The planned large-scale heat pump will enable production of steam using electricity from renewable energy, tapping waste heat from the cooling water system at BASF as a source of thermal energy. The residual heat in the water will be processed using compression to produce steam that will be fed into the site’s steam network. By integrating the planned heat pump into the site’s production infrastructure, up to 150 metric tons of steam can be produced per hour, equivalent to a thermal output of 120 megawatts. The project could reduce CO2 emissions at the site by up to 390,000 metric tons per year. At the same time, it would make the cooling water system more efficient and less dependent on climate and weather conditions.
Steam is the most important source of energy in the chemical industry. In Ludwigshafen, BASF requires around 20 million metric tons of steam per year. The plants at the site use much of this as process steam in production, for example, to dry products, heat up reactors or for distilling. Around half of the steam required at the Ludwigshafen site is already produced by recovering heat from production facilities using a low-CO2 process. The remaining steam demand, approximately 50 percent, is met by gas and steam power plants, which emit CO2 during generation.
Dr. Martin Brudermüller, Chairman of the Board of Executive Directors of BASF SE: “In the medium term, we want to reduce our CO2 emissions by 25 percent by 2030. The use of technologies such as large heat pumps, which already exist and can be scaled up to industrial size, brings us a lot closer to this goal. In our cooperation with MAN Energy Solutions, we combine the expertise of a chemical Verbund site with the know-how required for the technological implementation of a project like this. This technology also has the potential to pave the way for projects at other BASF sites.”

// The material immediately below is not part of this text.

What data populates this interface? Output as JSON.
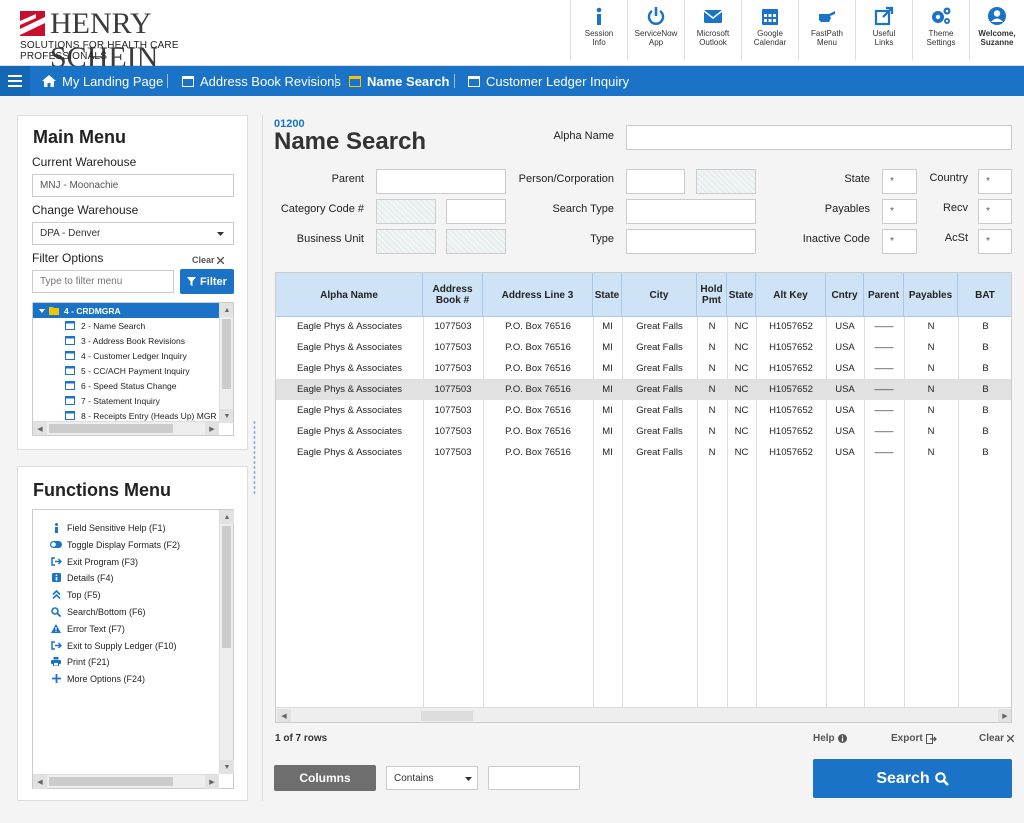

Dr. Uwe Lauber, CEO of MAN Energy Solutions SE, commented: “We are really looking forward to the close collaboration with BASF. Space heating and process heat account for around one-third of German greenhouse gas emissions. Together with BASF, we want to address this significant lever with an innovative solution. We are convinced that our heat pump solution can make a decisive contribution to a climate-friendly supply of steam at the Ludwigshafen site. BASF is a global pioneer in the energy transformation in the chemical industry, a role model for the deployment of innovative technologies to protect the planet, and a great project partner. Industry and climate protection both rely on the innovations that arise from such strong partnerships.”
Dr. Uwe Liebelt, President European Verbund Sites, BASF SE: “The transformation that lies ahead of us requires, above all, openness to new technologies. In Ludwigshafen, we are testing and developing several technologies and alternative processes to replace fossil fuels – this includes the electrical production of steam. Protecting the climate means not only avoiding greenhouse gas emissions but also using energy sustainably – industrial heat pumps enable both. In the future, they will be an essential part of the sustainable energy infrastructure at the Ludwigshafen site.”
With this project, the two partners want to gain experience in the integration and operation of industrial-scale heat pumps and pave the way for the standardization and deployment of the technology at other sites. The feasibility study’s findings with regard to the economic viability, efficiency and competitiveness of the technology will form the basis for the subsequent decision-making process for the construction of the heat pump.
BASF has set itself the goal of achieving net zero CO2 emissions by 2050. In addition to the use of renewable energies and increasing energy efficiency in production, new technologies such as the electrification of steam production will contribute to meeting this target. Scaling up such climate-friendly processes to an industrial level will decisively influence the transformation to low-CO2 chemical production.
MAN Energy Solutions has put technical solutions to lower greenhouse gas emissions from industry, energy production and shipping at the heart of its future strategy. In addition to technologies to avoid harmful emissions, the company focuses in particular on the reduction or compensation of unavoidable residual emissions from industry.